The entire final model C, with a configuration of 550 × 550 × 2 cubic (605,000), cells is downloadable from (in matlab code with all details): https://github.com/Eclion/Cancer-AutoMata.

Experiments

Reagents and cell cultures

Recombinant human TRAIL was purchased from Peprotech. BIS-I was purchased from Merck Millipore. Human fibrosarcoma cell lines (HT1080) were obtained from Japanese Collection of Research Bioresources (JCRB) cell bank. HT1080 was grown in Dulbecco's Modified Eagle's medium (DMEM, Nissui Pharmaceuticals Co., Ltd., Tokyo, Japan) supplemented with 10% fetal bovine serum, 100 U/mL penicillin, 100 mg/mL streptomycin, and 0.25 mg/mL amphotericin B at 37 °C in a humidified atmosphere with 5% CO2. Cells were seeded 2.5 × 104 cells in each 48-well plate and incubated for 24 h.

Cell counting

Cells were detached with 50 µL of trypsin and suspended in DMEM, imaged and counted using microscopy and hemocytometer.

Imaging analysis

HT1080 were imaged using Cytell (GE Healthcare) microscope and × 10 objective lens.
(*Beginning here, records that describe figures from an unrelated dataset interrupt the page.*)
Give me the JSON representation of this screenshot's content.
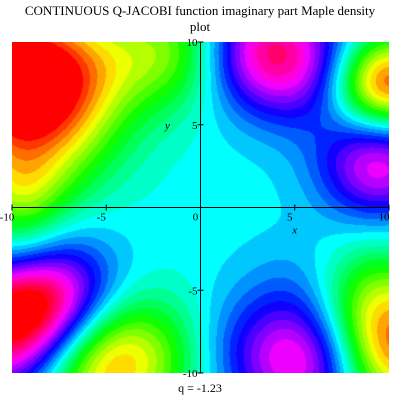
{
  "title_lines": [
    "CONTINUOUS  Q-JACOBI  function imaginary part  Maple density",
    "plot"
  ],
  "caption": "q =   -1.23",
  "chart_data": {
    "type": "heatmap",
    "title": "CONTINUOUS  Q-JACOBI  function imaginary part  Maple density plot",
    "xlabel": "x",
    "ylabel": "y",
    "xlim": [
      -10,
      10
    ],
    "ylim": [
      -10,
      10
    ],
    "x_ticks": [
      -10,
      -5,
      0,
      5,
      10
    ],
    "y_ticks": [
      -10,
      -5,
      5,
      10
    ],
    "x_tick_labels": [
      "-10",
      "-5",
      "0",
      "5",
      "10"
    ],
    "y_tick_labels": [
      "-10",
      "-5",
      "5",
      "10"
    ],
    "colormap": [
      "#ff0000",
      "#ffff00",
      "#00ff00",
      "#00ffff",
      "#0000ff",
      "#ff00ff"
    ],
    "background_hue": "#00ffff",
    "features": [
      {
        "x": -10,
        "y": 8.5,
        "value": 1.0,
        "width": 3.2
      },
      {
        "x": -8.5,
        "y": 5,
        "value": 0.55,
        "width": 3.0
      },
      {
        "x": -9.5,
        "y": 1,
        "value": 0.35,
        "width": 1.8
      },
      {
        "x": -6,
        "y": 8.5,
        "value": 0.15,
        "width": 2.2
      },
      {
        "x": -1.5,
        "y": 9.5,
        "value": 0.5,
        "width": 2.5
      },
      {
        "x": 3.5,
        "y": 9.5,
        "value": -0.8,
        "width": 2.5
      },
      {
        "x": 6.5,
        "y": 7.5,
        "value": -0.25,
        "width": 2.5
      },
      {
        "x": 9.8,
        "y": 7.5,
        "value": 1.0,
        "width": 2.0
      },
      {
        "x": 9.5,
        "y": 2.5,
        "value": -0.65,
        "width": 2.2
      },
      {
        "x": -10,
        "y": -7.5,
        "value": -1.0,
        "width": 2.8
      },
      {
        "x": -8,
        "y": -5,
        "value": -0.6,
        "width": 2.4
      },
      {
        "x": -9.5,
        "y": -2.5,
        "value": 0.3,
        "width": 1.8
      },
      {
        "x": -5.5,
        "y": -9.5,
        "value": 0.8,
        "width": 2.8
      },
      {
        "x": -2,
        "y": -8.5,
        "value": 0.2,
        "width": 2.5
      },
      {
        "x": 2,
        "y": -8.5,
        "value": -0.2,
        "width": 2.5
      },
      {
        "x": 6,
        "y": -9.5,
        "value": -0.8,
        "width": 2.5
      },
      {
        "x": 9.8,
        "y": -8.5,
        "value": 1.0,
        "width": 2.8
      },
      {
        "x": 8.5,
        "y": -5,
        "value": 0.35,
        "width": 2.2
      },
      {
        "x": 6.5,
        "y": -5.5,
        "value": -0.3,
        "width": 2.5
      }
    ]
  }
}
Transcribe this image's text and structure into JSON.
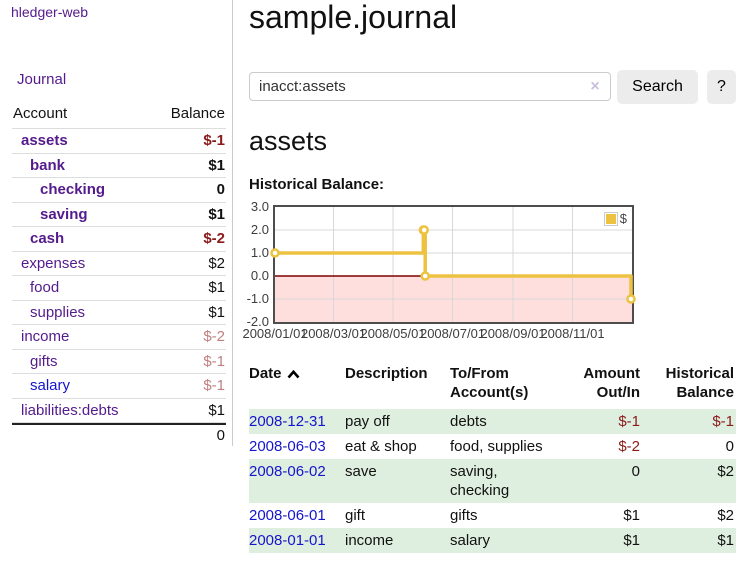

Cells are washed one time in phosphate-buffered saline (PBS) and fixed with 4% paraformaldehyde for 15 min. Cells were stained using mouse monoclonal anti-Vimentin antibody (Abcam) as primary antibody and diluted in PBS with Tween (PBST) at 1:500 proportion with donkey serum (1:200) for overnight at 4 ℃. Next, cells were washed in PBS three times and stained using fluorescein isothiocyanate (1:500) and donkey serum (1:200) in PBST for 2 h at room temperature. Nuclei were strained in Hoechst for 15 min at 1:250 proportions. Analysis was performed using Cytell cell imaging system software.